We evaluated whether choosing an alternative study site could improve the correlation between sample allocation and cumulative incidence of PCR-confirmed infections by ward, with the goal of reducing uncertainty in estimated seroprevalence. We observed that the GPS-estimated visitor catchment distribution at the alternative site (Vjalt) is strongly correlated with ward-level cumulative incidence of PCR-confirmed infections (r=0.93, p=0.0072, Figure 2D). If subgroup sizes are known and differences in subgroup-level seropositivity can be inferred or assumed, allocating more samples to larger subgroups and those with higher expected seropositivity will improve precision for weighted population-level seroprevalence estimates (Figure S5 and Equation 2) [17]. This suggests that, if the GPS-estimated visitor catchment distribution reliably predicts the survey participant catchment at the alternative study site, this location would yield improved sample allocation across geographic subgroups that more closely approximates optimal sample allocation.
Venue location and uncertainty in SARS-CoV-2 seroprevalence estimates
We used numerical simulation to quantify uncertainty in estimated SARS-CoV-2 seroprevalence under different survey participant catchment distributions.
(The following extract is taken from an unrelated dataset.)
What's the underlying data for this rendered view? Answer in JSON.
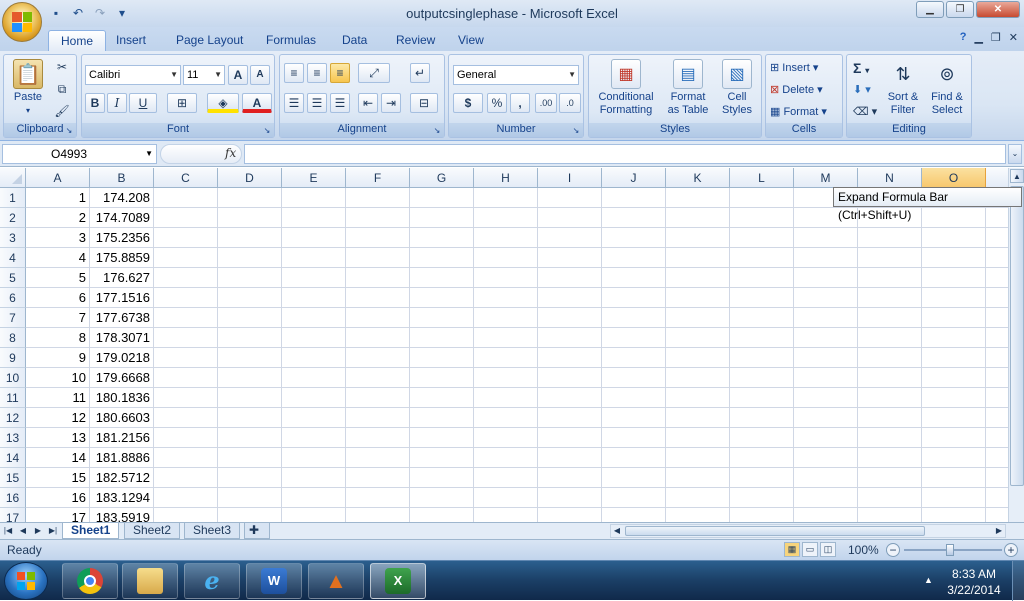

Specifically, we constructed a simple synthetic population with seven geographic subgroups, corresponding to the seven electoral wards in Somerville, each divided into three age-based subgroups. We specified the size of each subgroup using local census data [15] and specified the true underlying seropositivity for each age-location subgroup by assuming these values are proportional to the observed cumulative incidence of PCR-confirmed infections for each subgroup. Using this model, we compared three sample allocation scenarios: (1) optimal allocation, in which the number of individuals sampled from each age-location subgroup is specified to optimally reduce uncertainty in the resulting seroprevalence estimates (per Equation 2 in the Supplementary Information); (2) allocation according to the observed survey participant catchment distribution for the actual study site; (3) allocation according to the GPS-estimated visitor distribution at the hypothetical alternative study site. (Additional details on model specification and sensitivity testing for model parameters are available in the Supplementary Information.)
We observed 1.5- to 2-fold higher uncertainty when sampling effort was allocated according to the participant catchment distribution at the study site compared to the alternative site or optimal allocation (Figure 3). This observation suggests that choice of recruitment location can result in suboptimal sample allocation and higher uncertainty.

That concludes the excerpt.